HomeA la uneSORTIE DE L’ELYSEE SUR LA CRISE EN RDC : Le manque de cohérence de François Hollande

SORTIE DE L’ELYSEE SUR LA CRISE EN RDC : Le manque de cohérence de François Hollande


 

Depuis lundi 19 septembre dernier, date à laquelle l’opposition congolaise a choisi de battre le macadam pour signifier à Kabila son ferme refus de le voir prolonger son bail à la tête de l’Etat au-delà des délais constitutionnels, l’atmosphère est devenue irrespirable, tellement elle est chargée de soufre. Et bien malin celui qui dira avec exactitude quand elle va se dissiper. Car, tout indique que Joseph Kabila est disposé à aller jusqu’au bout de sa logique de confiscation du pouvoir, advienne que pourra. De ce fait, il ne se fait aucun scrupule face aux morts qui sont en train de s’accumuler dans les morgues de Kinshasa et aux corps calcinés qui en jonchent les rues. C’est dans ce contexte que l’Eglise catholique a décidé de suspendre sa participation au dialogue politique national pour marquer sa solidarité et sa compassion aux victimes de la violence digne de Néron, qui s’est abattue sur la capitale congolaise. Et pour reprendre sa place dans le train du dialogue, le clergé catholique exige d’abord l’engagement du pouvoir à respecter la lettre et l’esprit de la Constitution. Ce retrait de la très respectée Eglise catholique, constitue un coup dur pour le dictateur. Au plan domestique donc, il ne peut désormais compter que sur ses zélateurs pour l’accompagner dans le plan qu’il est en train de mettre en exécution pour s’accrocher au pouvoir.

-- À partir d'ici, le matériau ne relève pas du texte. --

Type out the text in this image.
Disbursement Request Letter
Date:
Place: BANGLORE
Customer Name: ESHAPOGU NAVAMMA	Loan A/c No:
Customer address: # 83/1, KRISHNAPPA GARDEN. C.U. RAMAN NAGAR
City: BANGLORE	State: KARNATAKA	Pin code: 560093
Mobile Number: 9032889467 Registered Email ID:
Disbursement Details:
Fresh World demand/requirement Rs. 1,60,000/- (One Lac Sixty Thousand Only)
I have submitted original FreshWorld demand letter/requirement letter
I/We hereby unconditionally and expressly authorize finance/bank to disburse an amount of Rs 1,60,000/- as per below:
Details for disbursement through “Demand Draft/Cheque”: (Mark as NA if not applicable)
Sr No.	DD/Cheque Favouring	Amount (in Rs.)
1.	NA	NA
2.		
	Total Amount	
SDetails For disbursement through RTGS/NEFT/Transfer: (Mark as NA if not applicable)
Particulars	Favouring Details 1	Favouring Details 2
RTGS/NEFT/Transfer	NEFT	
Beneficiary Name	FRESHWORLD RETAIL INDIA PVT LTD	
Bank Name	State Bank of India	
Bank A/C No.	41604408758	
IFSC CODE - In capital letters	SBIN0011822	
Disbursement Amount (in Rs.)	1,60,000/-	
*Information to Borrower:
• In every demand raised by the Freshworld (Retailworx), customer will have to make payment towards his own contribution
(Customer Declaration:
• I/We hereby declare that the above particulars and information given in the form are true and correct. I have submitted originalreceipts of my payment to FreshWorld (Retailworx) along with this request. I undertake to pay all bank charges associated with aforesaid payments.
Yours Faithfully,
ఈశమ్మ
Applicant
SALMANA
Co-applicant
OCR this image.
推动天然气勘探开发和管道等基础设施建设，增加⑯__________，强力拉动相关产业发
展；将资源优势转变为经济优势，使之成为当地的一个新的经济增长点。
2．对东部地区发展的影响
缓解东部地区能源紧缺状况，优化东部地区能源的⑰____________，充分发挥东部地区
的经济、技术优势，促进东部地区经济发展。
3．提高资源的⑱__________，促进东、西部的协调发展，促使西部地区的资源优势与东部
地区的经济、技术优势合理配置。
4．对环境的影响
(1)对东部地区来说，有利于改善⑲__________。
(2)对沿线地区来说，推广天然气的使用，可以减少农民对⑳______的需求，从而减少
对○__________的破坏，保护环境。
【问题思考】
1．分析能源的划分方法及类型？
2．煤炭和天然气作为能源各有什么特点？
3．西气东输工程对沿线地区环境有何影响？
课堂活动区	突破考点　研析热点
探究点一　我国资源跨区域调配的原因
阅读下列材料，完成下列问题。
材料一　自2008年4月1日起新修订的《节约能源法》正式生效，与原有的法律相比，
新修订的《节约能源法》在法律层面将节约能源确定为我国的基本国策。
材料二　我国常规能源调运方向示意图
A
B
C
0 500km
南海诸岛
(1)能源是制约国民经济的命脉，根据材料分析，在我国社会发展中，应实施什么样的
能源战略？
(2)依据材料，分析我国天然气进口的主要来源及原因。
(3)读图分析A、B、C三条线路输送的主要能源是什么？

L’actuel locataire de l’Elysée est en phase avec l’esprit de la Baule

Au plan extérieur, des voix s’élèvent de plus en plus pour lui signifier avec véhémence l’impératif du respect de la Constitution. Au nombre de ces voix, l’on peut s’arrêter sur celle de l’Elysée. En effet, François Hollande a qualifié, le mardi 20 septembre dernier, d’ « inadmissibles » les violences commises en République Démocratique du Congo où des élections doivent, selon lui, se tenir conformément à la Constitution. Le moins que l’on puisse dire est que ces propos sont de nature à revigorer les opposants congolais dans leur détermination à empêcher Joseph Kabila et sa cohorte de Raspoutine de violer la Constitution de la RDC. Et l’on n’en attendait pas moins de la part de François Hollande, lui qui était aux côtés de François Mitterrand quand celui-ci, alors président de la France, n’avait pas craint de remonter les bretelles aux présidents africains qui se refusaient maladivement à arrimer leur pays à la démocratie. C’était en  1990, à l’occasion du sommet de la Baule. De ce point de vue, l’on peut dire que l’actuel locataire de l’Elysée, en ce qui concerne la situation politique du Congo et l’attitude de son président, est en phase avec l’esprit de la Baule. Un autre élément qui peut conforter cette perception est qu’en 2012, pendant que le même François Hollande était en visite en RDC dans le cadre du sommet de la Francophonie, il n’avait pas eu besoin de porter des gants pour asséner à Joseph Kabila ceci : « Nous ne transigerons pas sur les élections, leur date et le processus constitutionnel ». Hier comme aujourd’hui donc, peut-on dire, François Hollande ne s’est pas encombré de circonlocutions  et autres tournures euphémiques pour signifier à Kabila que les délais constitutionnels sont sacrés et que, de ce fait, il avait l’obligation de les respecter. De ce point de vue, nul ne peut faire le reproche à François Hollande d’avoir été complaisant avec Kabila fils par rapport à ses velléités de tordre le cou à la démocratie pour s’accrocher au pouvoir. Par contre, et malheureusement, l’on ne peut pas dire que le président français affiche la même attitude en ce qui concerne les autres dictateurs africains.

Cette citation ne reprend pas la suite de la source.